“You said you had the intention to leave on the day after tomorrow. I ask you not to delay this departure. You must be gone for an entire month. I ask you not to shorten this voyage by even one day. Is that understood?”

 

“Yes, my father, I will obey you.”

 

It appeared to me that he was becoming extremely pale to the point that his lips no longer had any color. But I persuaded myself that his love must not be that strong, since he had made such a prompt submission. And I felt myself indescribably happy at this thought. In addition, I was sensitive to his docility.

 

“I find again the child that I loved,” I said to him softly, and pulling him towards me I placed my lips on his forehead. He pulled back a bit, but I did not want that to affect me.

10 March

 

Our house is so small that we are sometimes obliged to live as if we are on top of each other, and this is sometimes bothersome for my work even though I reserved a little room on the first floor where I can go and receive my visitors. It is also bothersome when I want to speak to one of my children in particular without wanting to give the meeting too much solemn emphasis as if the room would become a parlor where the children would jokingly call the Holy Place where it is forbidden for them to enter. But that same morning Jacques left for Neuchâtel where he had to buy some hiking boots, and since the weather was good, after lunch the children left with Gertrude whom they were leading along and who sometimes in turn led them. (I have the pleasure to note here that Charlotte is particularly close with her.) I found myself very naturally alone with Amélie at the time for tea which we always had together in the common room. This is what I wanted, because I had been waiting to speak to her. I am so seldom alone with her that I felt somewhat timid, and the importance of what I had to say to her troubled me as if it were not the confessions of Jacques that I wanted to speak of but my own. I also was wondering, before I began to speak, at what point two beings who live the same life together and who love each other can remain (or become) puzzling and separated from one another. In such cases the words spoken, be they those we speak to someone else or those someone else speaks to us, seem plaintively like soundings that warn us of the resistance of this separating partition which, if one is not careful, can grow thicker.

 

“Jacques spoke to me last evening and this morning,” I began, while she poured the tea, and my voice was as trembling as that of Jacques was assured yesterday. “He spoke to me of his love for Gertrude.”

 

“He did well to speak to you of it,” she said, without looking at me and continuing her work, as if I said something to her that was perfectly natural, or rather, as if I wasn’t telling her anything she didn’t already know.

 

“He spoke to me of his desire to marry her. His resolution…”

 

“That was expected,” she murmured while lightly shrugging her shoulders.

 

“So you suspected it?” I said a bit nervously.

 

“One could see it coming for a long time.
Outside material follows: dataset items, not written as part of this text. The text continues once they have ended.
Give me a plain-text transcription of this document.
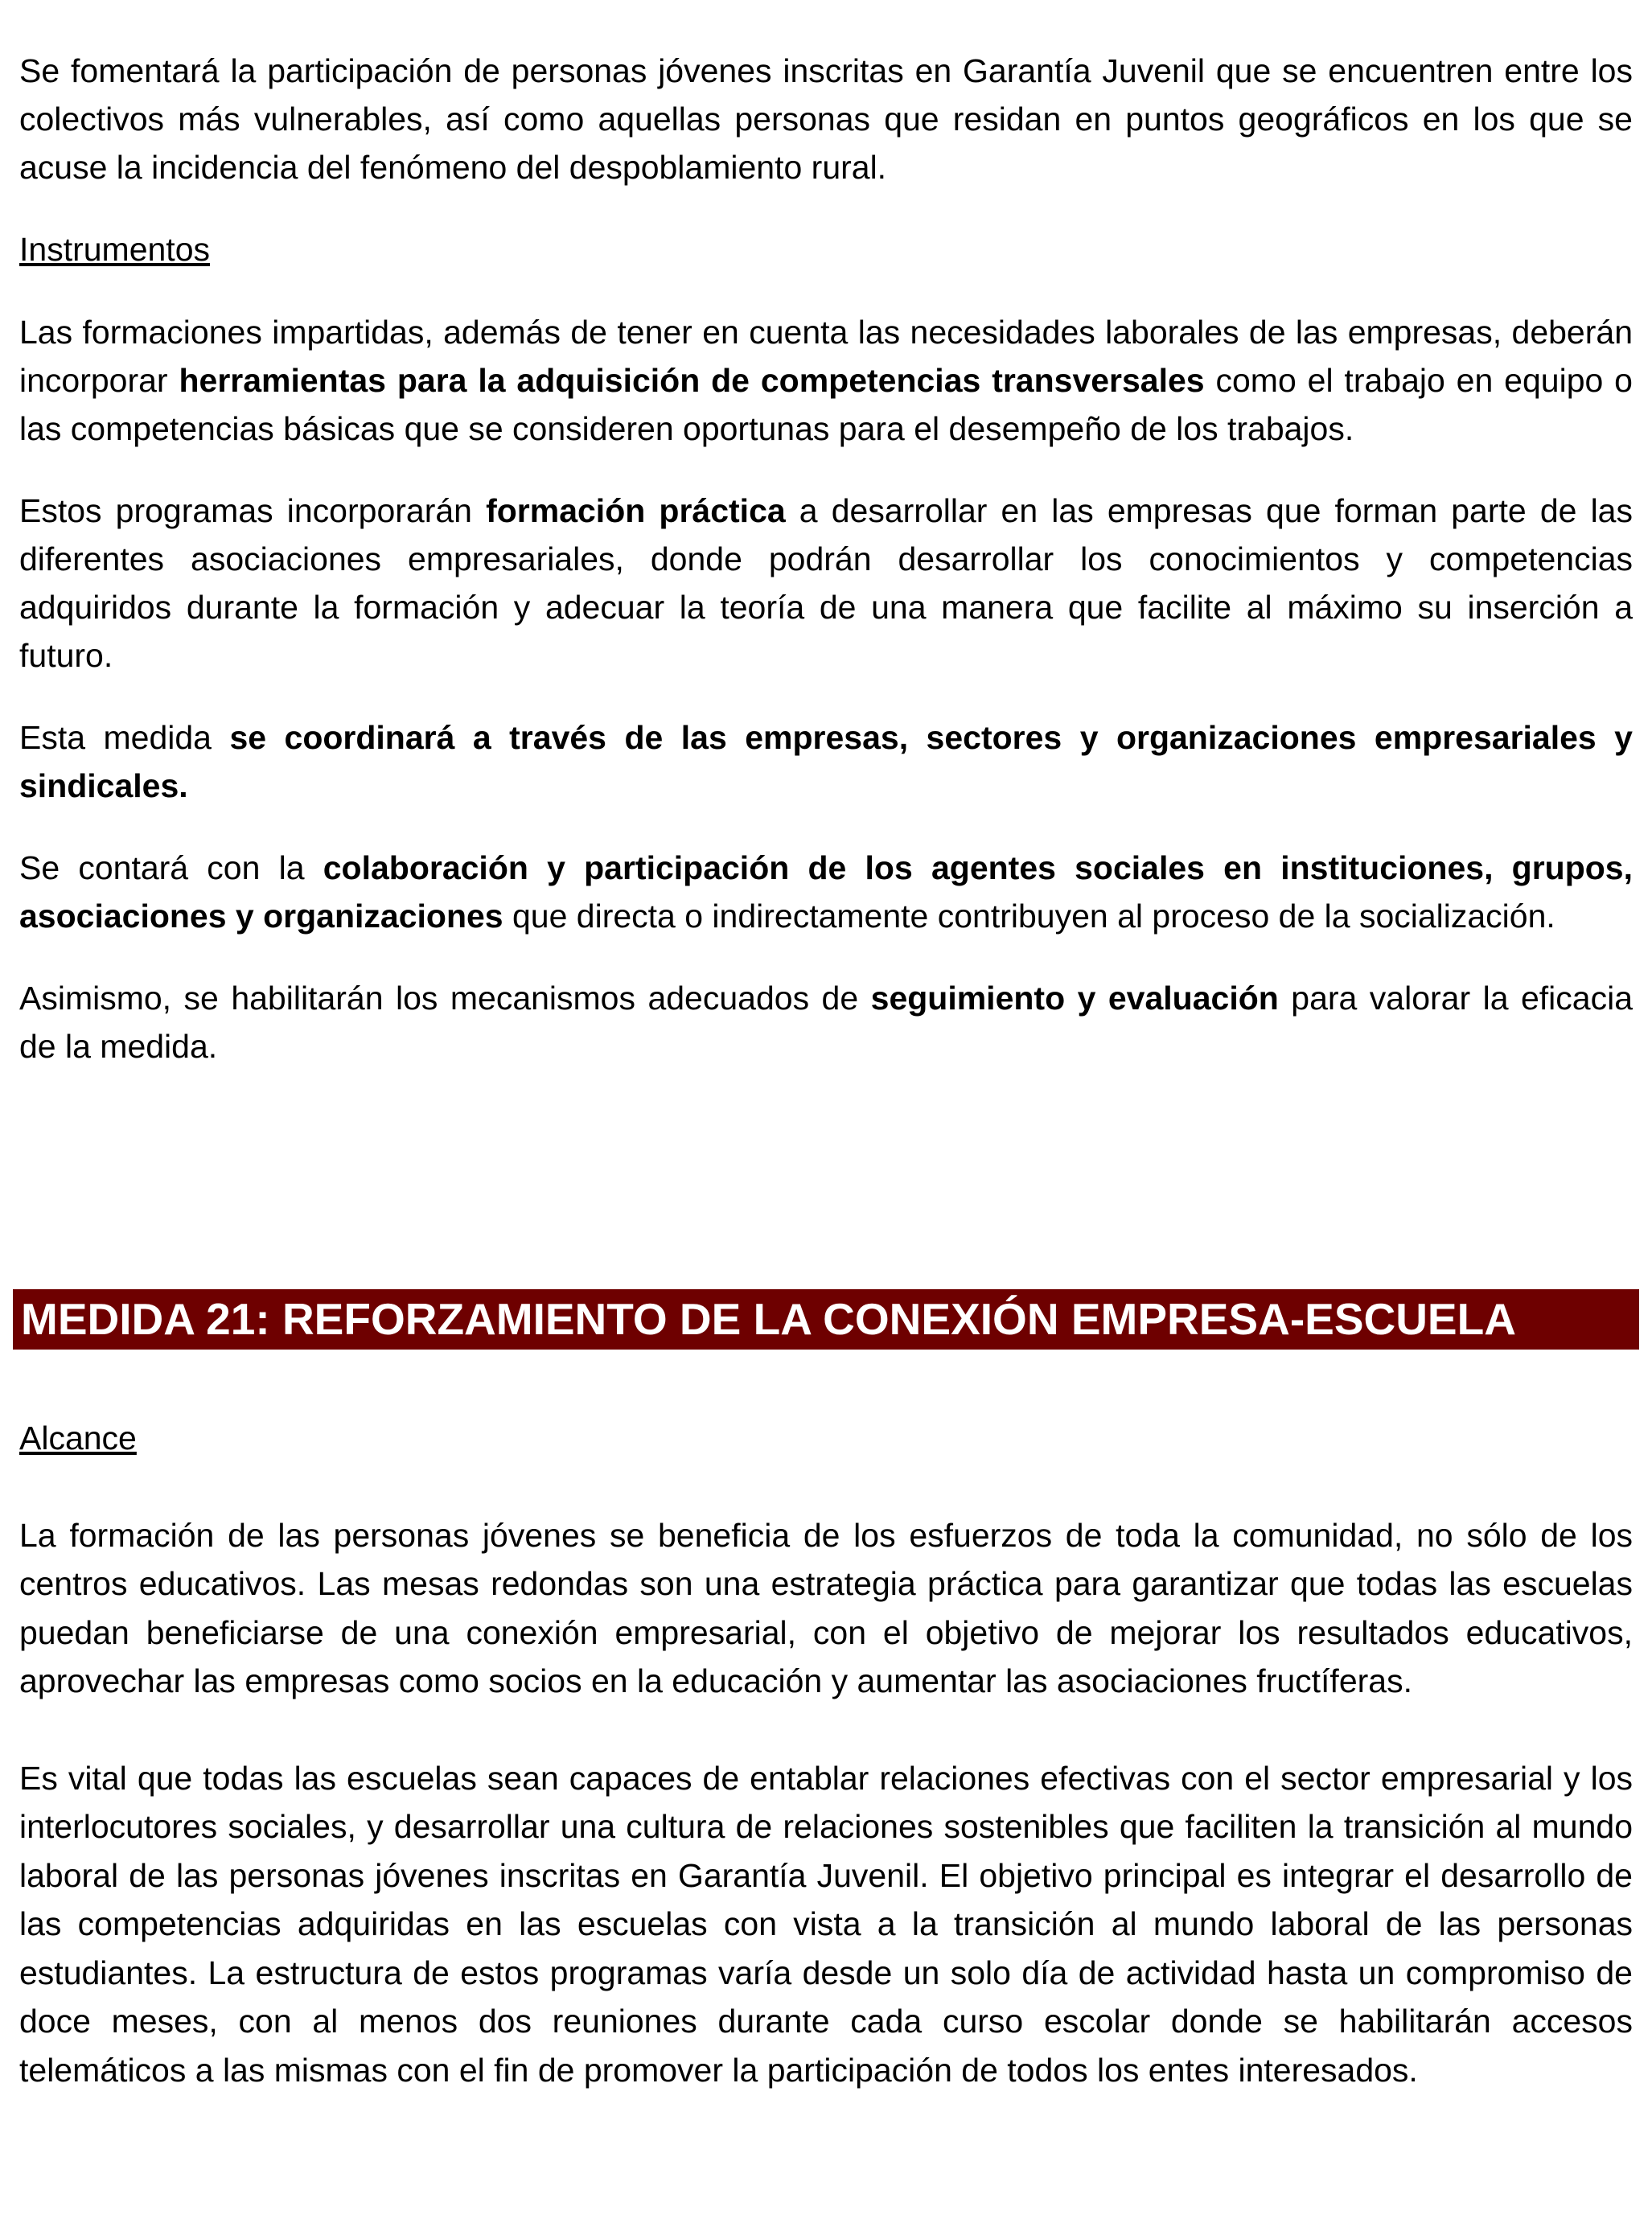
Se fomentará la participación de personas jóvenes inscritas en Garantía Juvenil que se encuentren entre los colectivos más vulnerables, así como aquellas personas que residan en puntos geográficos en los que se acuse la incidencia del fenómeno del despoblamiento rural.

Instrumentos

Las formaciones impartidas, además de tener en cuenta las necesidades laborales de las empresas, deberán incorporar herramientas para la adquisición de competencias transversales como el trabajo en equipo o las competencias básicas que se consideren oportunas para el desempeño de los trabajos.

Estos programas incorporarán formación práctica a desarrollar en las empresas que forman parte de las diferentes asociaciones empresariales, donde podrán desarrollar los conocimientos y competencias adquiridos durante la formación y adecuar la teoría de una manera que facilite al máximo su inserción a futuro.

Esta medida se coordinará a través de las empresas, sectores y organizaciones empresariales y sindicales.

Se contará con la colaboración y participación de los agentes sociales en instituciones, grupos, asociaciones y organizaciones que directa o indirectamente contribuyen al proceso de la socialización.

Asimismo, se habilitarán los mecanismos adecuados de seguimiento y evaluación para valorar la eficacia de la medida.

MEDIDA 21: REFORZAMIENTO DE LA CONEXIÓN EMPRESA-ESCUELA
Alcance

La formación de las personas jóvenes se beneficia de los esfuerzos de toda la comunidad, no sólo de los centros educativos. Las mesas redondas son una estrategia práctica para garantizar que todas las escuelas puedan beneficiarse de una conexión empresarial, con el objetivo de mejorar los resultados educativos, aprovechar las empresas como socios en la educación y aumentar las asociaciones fructíferas.

Es vital que todas las escuelas sean capaces de entablar relaciones efectivas con el sector empresarial y los interlocutores sociales, y desarrollar una cultura de relaciones sostenibles que faciliten la transición al mundo laboral de las personas jóvenes inscritas en Garantía Juvenil. El objetivo principal es integrar el desarrollo de las competencias adquiridas en las escuelas con vista a la transición al mundo laboral de las personas estudiantes. La estructura de estos programas varía desde un solo día de actividad hasta un compromiso de doce meses, con al menos dos reuniones durante cada curso escolar donde se habilitarán accesos telemáticos a las mismas con el fin de promover la participación de todos los entes interesados.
But that is not the kind of thing that men notice.”

 

Since it would not serve any purpose to protest and since there was perhaps a bit of truth in her words, I simply objected,

 

“In that case, you should have alerted me.”

 

She had a tense little smile at the corner of her lips as she sometimes does when protecting her reticence, and while shaking her head obliquely she said,

 

“And if I had to alert you every time you didn’t notice something!”

 

What did that insinuation signify? That is what I did not know nor did I want to attempt to learn. I moved on. “So what I would like to hear is what you think about this.”

She sighed and then said,

 

“You know, my friend, that I never approved of the presence of this child among us.”

 

It was hard for me not to become irritated with her bringing up the past like that.

 

“This is not about the presence of Gertrude,” I said, but Amélie had already continued,

 

“I always thought that it would only result in annoyance.”

 

Feeling a great desire for conciliation, I leapt into this sentence,

 

“So you are against such a marriage. Good! That is what I wanted to hear from you. I am happy that we both have the same opinion.” I added that for the rest, Jacques had quietly submitted to the reasons that I gave him for abandoning his ideas, and so she no longer has anything to worry about. I added that he had agreed to leave tomorrow for the voyage that would keep him away an entire month.

 

“Since I am not worried any more than you are that he will find Gertrude again upon his return,” I said finally, “I thought it would be best if she would move in with Mlle de la M… at whose house I could continue to see her because I cannot deny that I have obligations towards her. I have already warned the new hostess, and she only wants to oblige us. And so you will be free of a presence that is painful for you. Louise de la M… will take care of Gertrude, and she seems delighted by the arrangement. She is happy that she can give her music lessons.”

 

Amélie seems to have decided to remain silent. I began again,

 

“Since we must avoid Jacques going to see Gertrude over there behind our backs, I believe that it would be good to warn Mlle de la M… of the situation, don’t you agree?”

 

I was trying to obtain a word from Amélie through this question, but she kept her lips closed as if she had sworn to say nothing. And I continued, not because I had anything else to add but because I could not support her silence.

 

“For the rest, perhaps Jacques will return from this voyage already cured of his love.